Let us imagine for a minute the most beautiful moments of our lives? How do you mentally visualize those memories? Let us look at our surroundings. Did you see the constant changes taking place with time? The things you see, the sounds you hear, the activities you do, the decisions you make, and the thoughts in your mind always come in some sequence. These kinds of physical changes are sequential. Out of all the tools that we currently possess to model sequential data, which one has the highest accuracies in modeling such sequential data? You will find that the brain is the right answer.
Thankfully, we have a mathematical structure, the ordinary differential equations (ODEs), to capture the changes taking place with time. But do we have any computational analogies for such a magnificent learning model? Yes, the famous residual neural networks (RNNs). Then an obvious question arises — do we have a common link between both? Yes, absolutely. There is a different breed of neural models, the hybrids of both structures — Continuous-time models (CT).
CT models are mostly three types – Continuous-time RNNs, Continuous-time Gated Recurrent Units (CT-GRU), and Neural ODEs. These models are very successful in modeling time-series data from financial to medical domains. There were specific questions regarding the scope of improvement in their expressibility and limitations of their current forms to learn richer feature representations. To answer these open questions, MIT researchers unveiled a new class of a neural network that was selected in the prestigious AAAI 2021 venue. These are flexible enough to capture the data stream’s varying input distribution fed into it, even after completing their training. Such flexibility has conferred the ‘Liquid’ term to the networks, and they are now popular as liquid machine learning models.
Also Read: Concept-Whitening For Interpreting Neural Networks At Ease
In these models, there are not many successive hidden layers but only a set of differential equations. The hidden states are calculated from the states of the differential equation via an ODE solver. The authors allow updating the parameters, shared across all layers, based on the state from the ‘liquid’ machine learning model’s innate differential equations.
The design has drawn inspiration from biological neural systems. The lead author Hasani, in his doctoral thesis, had worked on designing worm-inspired neural networks. In this paper, the researcher chose a similar set of differential equations for the ‘liquid’ machine learning model that governs the neural dynamics of the nematode Caenorhabditis elegans with 302 neurons and 8000 synapses. In a related paper, the researcher had shown that bio-inspired CT models construct a Neural Circuit Policy where neurons have increased expressibility and interpretability.
To test their model, the researchers open-sourced the code for others to pit it against all other CT models. In the time-series modeling task, the model outperformed all CT models in four out of eight benchmarks. For the other four, the model was lagging with a minimal difference. The LTC model set the highest accuracy, 88.2%, on the Half-Cheetah kinematic modeling dataset. It travels the least distance amongst all other CT models in terms of trajectory length, reflecting the efficiency gains in parameter count. The smaller network results in lesser data requirement and energy cost for training but faster inference time.
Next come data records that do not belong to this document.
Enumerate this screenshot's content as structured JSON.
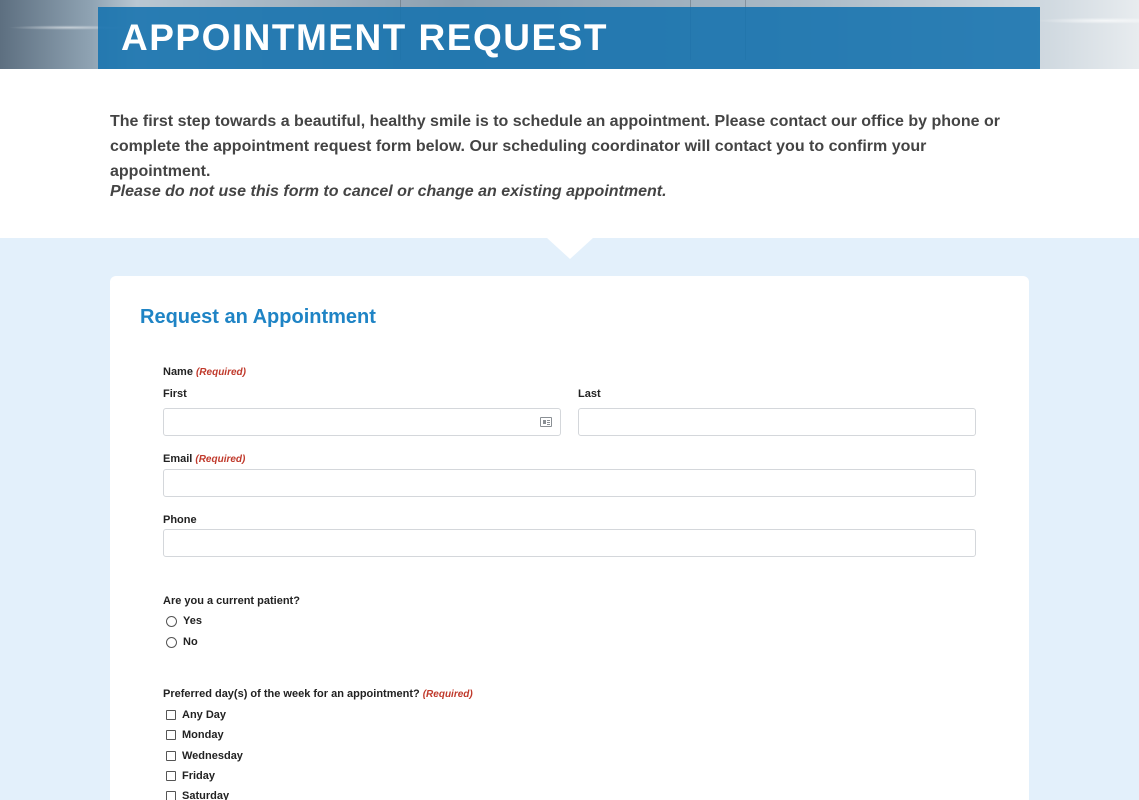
{
  "header": {
    "title": "APPOINTMENT REQUEST"
  },
  "intro": {
    "text": "The first step towards a beautiful, healthy smile is to schedule an appointment. Please contact our office by phone or complete the appointment request form below. Our scheduling coordinator will contact you to confirm your appointment.",
    "note": "Please do not use this form to cancel or change an existing appointment."
  },
  "form": {
    "title": "Request an Appointment",
    "required_tag": "(Required)",
    "name_label": "Name",
    "first_label": "First",
    "last_label": "Last",
    "email_label": "Email",
    "phone_label": "Phone",
    "patient_question": "Are you a current patient?",
    "patient_options": [
      "Yes",
      "No"
    ],
    "days_question": "Preferred day(s) of the week for an appointment?",
    "day_options": [
      "Any Day",
      "Monday",
      "Wednesday",
      "Friday",
      "Saturday"
    ]
  },
  "icons": {
    "contact_card": "contact-card-icon"
  },
  "colors": {
    "header_band": "#1572ae",
    "form_title": "#1f84c5",
    "required": "#c0392b",
    "section_bg": "#e3f0fb"
  }
}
As impact evaluation, the researchers claim that the liquid machine learning models can help in decision making where uncertainties prevail the most — medical diagnosis and autonomous driving. In learning richer representations with fewer nodes, they are hopeful of computationally efficient applications in signal processing domains like robot control, natural language processing, and video processing.
The researchers, however, pointed out the increased memory footprint. They also noted the absence of long-term dependencies that remains the core of all state-of-the-art sequential models. The most considerable drawback of all is the dependency on the numerical optimization of specific ODE solvers. Hence, the implementations may not be used in an industrial setting as of now.